A handful of giant Chinese and U.S. tech firms dominate Europe’s digital infrastructure, platforms, and media. This undermines the EU’s ability to safeguard children, protect elections and national security, and support business growth. These problems will be exacerbated by extreme political volatility in Washington.
Europe faces four major digital problems: competitiveness and digital sovereignty; harm to future generations; foreign interference; and threats to democracy. The publication summarises the major challenges and the tools to solve them. Then, it proposes a ‘whole-of-Commission’ mechanism to coherently deploy those tools.
President von der Leyen needs a unifying mechanism that marshals Europe’s diverse powers to create space in the market for Europe’s SMEs and startups, to reduce market fragmentation, and to enable innovation and growth. The paper proposes how to do this.
Early in the new mandate, the Commission should establish a Taskforce. The Taskforce does not manage joint cases. Rather, it enables early interservice coordination, and the coordinated pursuit of objectives set by the political leadership, giving the commission a powerful lever to achieve its strategic objectives. The Taskforce should not deprive any DG of currently held powers and competences. Rather, it should enable early interservice consultation and the coordinated pursuit of objectives set by the political leadership.
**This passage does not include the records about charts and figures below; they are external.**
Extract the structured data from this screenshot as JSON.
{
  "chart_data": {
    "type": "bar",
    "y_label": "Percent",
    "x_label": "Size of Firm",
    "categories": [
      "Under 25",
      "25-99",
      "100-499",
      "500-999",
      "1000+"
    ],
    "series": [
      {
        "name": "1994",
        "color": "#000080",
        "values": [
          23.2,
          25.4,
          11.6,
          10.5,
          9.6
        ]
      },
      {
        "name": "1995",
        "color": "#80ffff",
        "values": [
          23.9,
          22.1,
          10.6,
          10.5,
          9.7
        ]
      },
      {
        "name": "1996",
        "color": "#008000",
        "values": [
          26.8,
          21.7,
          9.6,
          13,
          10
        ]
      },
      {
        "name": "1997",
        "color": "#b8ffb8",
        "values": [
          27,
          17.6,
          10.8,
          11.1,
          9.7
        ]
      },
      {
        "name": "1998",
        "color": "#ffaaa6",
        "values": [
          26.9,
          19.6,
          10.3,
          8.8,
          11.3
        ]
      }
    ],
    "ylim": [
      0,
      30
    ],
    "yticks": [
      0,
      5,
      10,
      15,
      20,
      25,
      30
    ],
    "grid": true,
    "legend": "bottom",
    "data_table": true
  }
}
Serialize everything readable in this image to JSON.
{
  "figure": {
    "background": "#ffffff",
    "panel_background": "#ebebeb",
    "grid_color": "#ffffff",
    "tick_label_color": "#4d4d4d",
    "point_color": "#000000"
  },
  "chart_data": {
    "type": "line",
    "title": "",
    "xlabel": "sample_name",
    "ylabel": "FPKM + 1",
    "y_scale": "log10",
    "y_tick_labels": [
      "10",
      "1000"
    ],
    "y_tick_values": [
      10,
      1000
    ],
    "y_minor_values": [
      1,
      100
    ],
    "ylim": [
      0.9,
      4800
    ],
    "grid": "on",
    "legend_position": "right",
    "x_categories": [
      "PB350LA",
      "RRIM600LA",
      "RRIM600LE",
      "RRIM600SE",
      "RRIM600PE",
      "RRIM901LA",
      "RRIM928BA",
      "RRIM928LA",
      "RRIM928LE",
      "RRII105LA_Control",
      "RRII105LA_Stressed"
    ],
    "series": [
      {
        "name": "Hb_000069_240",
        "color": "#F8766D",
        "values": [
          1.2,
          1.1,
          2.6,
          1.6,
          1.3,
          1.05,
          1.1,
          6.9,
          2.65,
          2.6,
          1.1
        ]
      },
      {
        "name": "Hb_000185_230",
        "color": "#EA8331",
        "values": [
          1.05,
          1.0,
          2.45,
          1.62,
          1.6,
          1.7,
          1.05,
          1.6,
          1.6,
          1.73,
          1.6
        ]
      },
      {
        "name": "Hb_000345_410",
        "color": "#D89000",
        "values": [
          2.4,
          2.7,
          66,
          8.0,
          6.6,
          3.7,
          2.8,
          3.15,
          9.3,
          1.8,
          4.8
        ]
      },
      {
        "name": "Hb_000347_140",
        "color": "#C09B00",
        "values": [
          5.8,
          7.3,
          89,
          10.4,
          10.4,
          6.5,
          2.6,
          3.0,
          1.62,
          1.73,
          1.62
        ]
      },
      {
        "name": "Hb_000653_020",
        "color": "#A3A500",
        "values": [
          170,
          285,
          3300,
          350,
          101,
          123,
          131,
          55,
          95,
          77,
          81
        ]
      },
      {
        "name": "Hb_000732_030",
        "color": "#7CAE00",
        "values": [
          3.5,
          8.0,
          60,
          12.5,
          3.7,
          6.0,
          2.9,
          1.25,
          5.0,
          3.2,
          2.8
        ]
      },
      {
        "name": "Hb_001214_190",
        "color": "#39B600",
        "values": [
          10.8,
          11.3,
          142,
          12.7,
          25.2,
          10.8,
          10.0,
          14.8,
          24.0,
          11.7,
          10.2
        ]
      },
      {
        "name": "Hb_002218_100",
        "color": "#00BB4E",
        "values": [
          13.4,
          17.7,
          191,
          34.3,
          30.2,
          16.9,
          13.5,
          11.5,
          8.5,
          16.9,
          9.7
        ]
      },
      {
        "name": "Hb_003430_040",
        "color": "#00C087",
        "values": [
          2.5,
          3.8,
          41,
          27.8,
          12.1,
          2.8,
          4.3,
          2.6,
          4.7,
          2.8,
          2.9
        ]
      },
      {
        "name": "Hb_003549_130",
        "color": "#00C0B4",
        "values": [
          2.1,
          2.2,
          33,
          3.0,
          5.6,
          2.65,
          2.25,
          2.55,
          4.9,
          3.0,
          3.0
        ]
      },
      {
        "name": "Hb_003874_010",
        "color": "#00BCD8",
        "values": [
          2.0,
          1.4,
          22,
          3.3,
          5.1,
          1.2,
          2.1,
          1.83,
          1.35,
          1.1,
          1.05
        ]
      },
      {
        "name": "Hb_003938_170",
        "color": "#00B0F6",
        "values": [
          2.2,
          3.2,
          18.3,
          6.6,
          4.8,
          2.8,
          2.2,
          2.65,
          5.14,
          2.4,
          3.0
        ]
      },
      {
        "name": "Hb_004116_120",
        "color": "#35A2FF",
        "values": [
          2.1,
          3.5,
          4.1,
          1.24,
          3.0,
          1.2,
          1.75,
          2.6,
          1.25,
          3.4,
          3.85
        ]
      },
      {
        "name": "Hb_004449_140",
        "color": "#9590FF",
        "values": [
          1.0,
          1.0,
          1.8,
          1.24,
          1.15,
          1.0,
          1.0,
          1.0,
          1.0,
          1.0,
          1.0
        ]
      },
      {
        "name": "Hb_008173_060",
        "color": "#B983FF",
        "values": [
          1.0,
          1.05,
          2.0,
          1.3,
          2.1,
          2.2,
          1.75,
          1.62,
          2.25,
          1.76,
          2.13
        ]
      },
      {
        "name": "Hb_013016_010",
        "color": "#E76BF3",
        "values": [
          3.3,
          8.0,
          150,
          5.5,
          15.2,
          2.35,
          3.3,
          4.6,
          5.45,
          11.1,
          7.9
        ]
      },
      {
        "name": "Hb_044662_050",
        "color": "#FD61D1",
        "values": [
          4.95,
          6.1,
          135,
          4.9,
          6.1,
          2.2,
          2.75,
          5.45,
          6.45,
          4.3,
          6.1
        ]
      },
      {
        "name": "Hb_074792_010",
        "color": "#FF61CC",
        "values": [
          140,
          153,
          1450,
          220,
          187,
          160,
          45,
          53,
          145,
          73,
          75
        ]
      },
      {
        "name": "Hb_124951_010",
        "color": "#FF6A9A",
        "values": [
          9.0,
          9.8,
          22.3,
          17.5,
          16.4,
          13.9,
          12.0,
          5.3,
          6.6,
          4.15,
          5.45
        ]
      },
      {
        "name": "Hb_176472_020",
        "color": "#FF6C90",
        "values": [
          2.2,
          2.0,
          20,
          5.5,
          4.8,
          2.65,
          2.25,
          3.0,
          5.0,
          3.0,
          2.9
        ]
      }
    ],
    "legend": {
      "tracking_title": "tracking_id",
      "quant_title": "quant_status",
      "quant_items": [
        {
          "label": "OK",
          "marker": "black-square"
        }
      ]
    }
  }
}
This unified enforcement structure will reduce fragmentation in the Single Market. It will also allow the multiple legal instruments to be deployed coherently against a single target firm. This will reduce opportunities for malicious compliance and vexatious appeals, and increase the odds of rapid settlement and remedy. Political leadership of the Taskforce also gives the Commission a powerful tool to exert pressure on the giant US and Chinese companies for its strategic objectives.